Monday, May 28, 2012

Angel: Release (4.14)

It's interesting to see the radical changes that have occurred in both Wesley and Faith, as depicted here. Faith's jail time has given her a greater appreciation for life, as she's no longer the self-destructive psychotic that wreaked havoc on Los Angeles four years ago. She's grown up, matured and honed her strengths. But the spell in prison has weakened her defenses, leaving her vulnerable to attack and lacking some of the focus and intensity she once had. It's in direct parallel to Wesley, who has become ruthless and uncompromising in the intervening years. Their relationship has always been particularly intriguing, with the power balance constantly changing. Here Wesley took control, pushing her to be the baddest she can be, as that's the only way she could actually stop Angelus.

Release is very much a traditional 'part two' of a trilogy. It's wildly entertaining, but struggles to have a whole lot of individual identity. As much as I liked it, most of the stories here have the exact same rhythm as last week. There's a Faith/Angelus fight sequence, more Connor/Cordelia ick, more Fred-in-peril hysterics. Some of these are particularly strong, the showy scaffolding fight being crazily impressive, but it only furthers the feeling of repetition that creeps in here.
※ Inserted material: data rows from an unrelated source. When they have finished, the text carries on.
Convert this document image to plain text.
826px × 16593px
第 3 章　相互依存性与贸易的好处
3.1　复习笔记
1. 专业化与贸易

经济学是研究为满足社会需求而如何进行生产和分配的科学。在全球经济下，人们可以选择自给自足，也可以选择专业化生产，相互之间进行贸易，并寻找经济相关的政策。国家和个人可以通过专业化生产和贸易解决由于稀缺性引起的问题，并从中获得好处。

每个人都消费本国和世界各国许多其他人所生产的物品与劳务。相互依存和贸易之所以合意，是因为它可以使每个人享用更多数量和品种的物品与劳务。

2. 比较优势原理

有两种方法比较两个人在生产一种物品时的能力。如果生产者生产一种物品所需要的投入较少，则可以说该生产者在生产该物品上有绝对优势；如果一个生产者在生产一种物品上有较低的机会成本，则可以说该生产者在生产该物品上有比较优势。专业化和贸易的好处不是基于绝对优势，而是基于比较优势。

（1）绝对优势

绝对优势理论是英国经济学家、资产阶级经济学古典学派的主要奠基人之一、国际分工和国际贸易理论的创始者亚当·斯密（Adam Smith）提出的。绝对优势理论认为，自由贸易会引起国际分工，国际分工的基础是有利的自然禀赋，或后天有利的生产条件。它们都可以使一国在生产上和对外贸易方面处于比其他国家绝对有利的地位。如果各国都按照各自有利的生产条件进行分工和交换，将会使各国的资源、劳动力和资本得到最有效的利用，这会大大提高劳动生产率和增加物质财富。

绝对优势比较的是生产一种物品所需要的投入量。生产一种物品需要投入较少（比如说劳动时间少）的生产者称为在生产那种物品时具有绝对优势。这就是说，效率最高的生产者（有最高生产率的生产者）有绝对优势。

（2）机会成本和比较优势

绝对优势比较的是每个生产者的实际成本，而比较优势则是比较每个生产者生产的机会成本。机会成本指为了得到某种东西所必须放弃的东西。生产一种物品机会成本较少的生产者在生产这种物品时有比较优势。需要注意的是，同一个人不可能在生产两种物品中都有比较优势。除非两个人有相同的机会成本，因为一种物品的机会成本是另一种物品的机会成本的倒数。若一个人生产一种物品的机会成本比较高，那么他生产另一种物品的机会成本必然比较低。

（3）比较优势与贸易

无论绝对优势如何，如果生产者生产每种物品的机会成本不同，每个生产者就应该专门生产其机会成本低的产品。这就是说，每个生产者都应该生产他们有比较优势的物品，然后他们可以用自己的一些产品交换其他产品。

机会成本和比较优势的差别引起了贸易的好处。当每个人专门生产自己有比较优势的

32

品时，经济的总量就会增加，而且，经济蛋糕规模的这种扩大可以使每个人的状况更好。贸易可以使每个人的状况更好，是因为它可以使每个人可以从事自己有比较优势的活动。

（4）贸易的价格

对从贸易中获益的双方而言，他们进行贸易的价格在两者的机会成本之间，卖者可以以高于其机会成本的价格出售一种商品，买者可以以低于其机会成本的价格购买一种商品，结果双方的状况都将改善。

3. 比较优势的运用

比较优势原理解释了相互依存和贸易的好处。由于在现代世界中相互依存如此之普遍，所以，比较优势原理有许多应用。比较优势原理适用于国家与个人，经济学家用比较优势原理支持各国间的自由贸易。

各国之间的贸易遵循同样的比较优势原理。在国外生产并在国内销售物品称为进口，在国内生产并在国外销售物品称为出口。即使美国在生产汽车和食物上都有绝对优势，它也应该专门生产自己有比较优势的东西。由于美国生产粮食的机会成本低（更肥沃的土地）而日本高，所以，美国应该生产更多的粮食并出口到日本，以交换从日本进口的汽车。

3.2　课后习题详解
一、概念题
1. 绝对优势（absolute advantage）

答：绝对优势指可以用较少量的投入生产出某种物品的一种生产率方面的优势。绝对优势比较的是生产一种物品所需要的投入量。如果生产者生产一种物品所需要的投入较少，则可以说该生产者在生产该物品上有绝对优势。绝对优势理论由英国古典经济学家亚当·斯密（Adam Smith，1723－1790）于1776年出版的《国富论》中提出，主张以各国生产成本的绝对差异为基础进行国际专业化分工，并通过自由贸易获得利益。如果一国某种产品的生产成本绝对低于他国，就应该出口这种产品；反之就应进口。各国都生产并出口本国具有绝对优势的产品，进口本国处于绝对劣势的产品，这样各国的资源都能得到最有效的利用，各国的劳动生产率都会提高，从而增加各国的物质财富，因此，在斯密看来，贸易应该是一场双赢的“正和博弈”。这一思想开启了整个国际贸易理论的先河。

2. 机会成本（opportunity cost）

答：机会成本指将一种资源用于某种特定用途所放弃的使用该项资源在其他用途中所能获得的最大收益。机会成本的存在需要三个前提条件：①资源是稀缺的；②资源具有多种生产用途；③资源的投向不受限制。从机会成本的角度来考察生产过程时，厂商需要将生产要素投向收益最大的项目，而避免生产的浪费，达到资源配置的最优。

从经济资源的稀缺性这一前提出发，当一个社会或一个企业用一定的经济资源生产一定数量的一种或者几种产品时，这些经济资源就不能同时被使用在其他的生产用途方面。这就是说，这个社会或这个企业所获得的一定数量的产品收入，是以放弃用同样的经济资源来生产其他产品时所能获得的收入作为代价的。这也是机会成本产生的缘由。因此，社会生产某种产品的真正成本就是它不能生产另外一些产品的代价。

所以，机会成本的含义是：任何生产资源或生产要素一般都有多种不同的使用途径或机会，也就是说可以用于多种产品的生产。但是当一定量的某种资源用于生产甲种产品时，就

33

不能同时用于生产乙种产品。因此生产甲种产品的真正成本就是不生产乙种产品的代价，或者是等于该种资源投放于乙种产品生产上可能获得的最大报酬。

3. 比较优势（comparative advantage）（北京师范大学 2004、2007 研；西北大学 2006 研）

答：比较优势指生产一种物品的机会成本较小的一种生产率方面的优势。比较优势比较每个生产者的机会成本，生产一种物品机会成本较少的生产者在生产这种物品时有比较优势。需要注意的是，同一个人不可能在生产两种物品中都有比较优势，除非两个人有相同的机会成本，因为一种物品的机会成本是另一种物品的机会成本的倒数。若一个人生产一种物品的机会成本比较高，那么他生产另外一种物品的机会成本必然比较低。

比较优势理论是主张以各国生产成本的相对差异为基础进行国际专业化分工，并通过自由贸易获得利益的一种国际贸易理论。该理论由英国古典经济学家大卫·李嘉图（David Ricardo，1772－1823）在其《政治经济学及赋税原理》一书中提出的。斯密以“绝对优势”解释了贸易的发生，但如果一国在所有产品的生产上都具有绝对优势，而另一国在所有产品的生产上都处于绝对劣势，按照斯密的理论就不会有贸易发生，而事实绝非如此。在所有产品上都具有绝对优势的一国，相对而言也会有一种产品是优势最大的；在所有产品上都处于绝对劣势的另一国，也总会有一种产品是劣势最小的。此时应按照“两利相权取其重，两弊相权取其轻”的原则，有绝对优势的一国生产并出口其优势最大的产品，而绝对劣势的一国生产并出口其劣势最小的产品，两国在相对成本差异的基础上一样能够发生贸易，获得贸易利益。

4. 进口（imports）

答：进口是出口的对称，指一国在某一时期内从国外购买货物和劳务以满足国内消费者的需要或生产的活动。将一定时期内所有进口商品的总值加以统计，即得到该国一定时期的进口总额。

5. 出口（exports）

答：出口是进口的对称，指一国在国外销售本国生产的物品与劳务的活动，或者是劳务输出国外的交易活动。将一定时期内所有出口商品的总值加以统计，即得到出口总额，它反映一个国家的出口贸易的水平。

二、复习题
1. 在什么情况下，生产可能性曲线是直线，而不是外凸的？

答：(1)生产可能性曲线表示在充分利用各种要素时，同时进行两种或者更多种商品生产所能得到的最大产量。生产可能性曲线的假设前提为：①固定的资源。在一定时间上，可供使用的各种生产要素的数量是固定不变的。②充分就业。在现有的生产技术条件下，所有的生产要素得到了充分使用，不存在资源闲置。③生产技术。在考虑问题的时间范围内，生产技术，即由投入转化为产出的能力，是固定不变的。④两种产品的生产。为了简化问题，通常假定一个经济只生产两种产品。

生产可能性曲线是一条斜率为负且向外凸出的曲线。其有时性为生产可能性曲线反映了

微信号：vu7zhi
I should also add that Cordelia makes for a surprisingly effective antagonist. It's something of a stretch that Angelus isn't alerted by the Beast Master's weirdly feminine dialogue, but it's such an arresting surprise at this point to see her act so un-Cordy that it doesn't impact things too negatively. This is a season that is totally getting off on surprising the audience, and Cordelia's evilness is the kind of nutty 'WTF?' wackiness that is giving the year a sinister edge.
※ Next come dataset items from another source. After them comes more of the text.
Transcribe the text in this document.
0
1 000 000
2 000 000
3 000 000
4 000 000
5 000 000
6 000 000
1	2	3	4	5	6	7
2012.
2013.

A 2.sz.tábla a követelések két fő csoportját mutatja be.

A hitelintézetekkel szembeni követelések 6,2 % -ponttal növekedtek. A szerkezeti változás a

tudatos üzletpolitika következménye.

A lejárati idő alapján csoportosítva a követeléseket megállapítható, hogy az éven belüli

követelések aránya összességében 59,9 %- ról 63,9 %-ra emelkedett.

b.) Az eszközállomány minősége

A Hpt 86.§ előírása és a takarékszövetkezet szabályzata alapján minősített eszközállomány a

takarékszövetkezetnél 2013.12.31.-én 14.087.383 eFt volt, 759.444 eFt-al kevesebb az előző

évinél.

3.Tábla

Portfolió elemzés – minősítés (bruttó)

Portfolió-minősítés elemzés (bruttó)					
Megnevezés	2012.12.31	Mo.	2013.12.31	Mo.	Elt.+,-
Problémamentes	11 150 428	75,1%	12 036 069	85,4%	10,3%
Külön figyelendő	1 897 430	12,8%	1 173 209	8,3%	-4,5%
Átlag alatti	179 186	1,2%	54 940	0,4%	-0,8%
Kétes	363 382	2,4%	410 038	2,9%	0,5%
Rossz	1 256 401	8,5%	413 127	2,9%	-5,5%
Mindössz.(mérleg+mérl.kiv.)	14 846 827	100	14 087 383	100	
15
It's a transition episode, but Release has enough charm in certain scenes to make it at least pretty damn fun. And Eliza Dushku has a natural energy which can't help but radiate off the screen. B

Guest stars Christopher Neiman (Froter Demon); Eliza Dushku (Faith)
Writers Steven S. DeKnight, Elizabeth Craft, Sarah Fain Director James A. Contner


  1. I can't remember a lot about these episodes, but I just wanted to say how much I loved this arc, up until the whole Jasmine thing. Then it got a little bizarre.

  2. The Jasmine story veers around in quality from episode to episode, but I actually really liked it this time around.

    It's funny how it's almost identical to the Charmed Avatar story, though, especially since I'm posting the reviews around the same time. I'm not at all into the whole Buffy vs. Charmed thing anymore, but they both did well with what was essentially the same idea.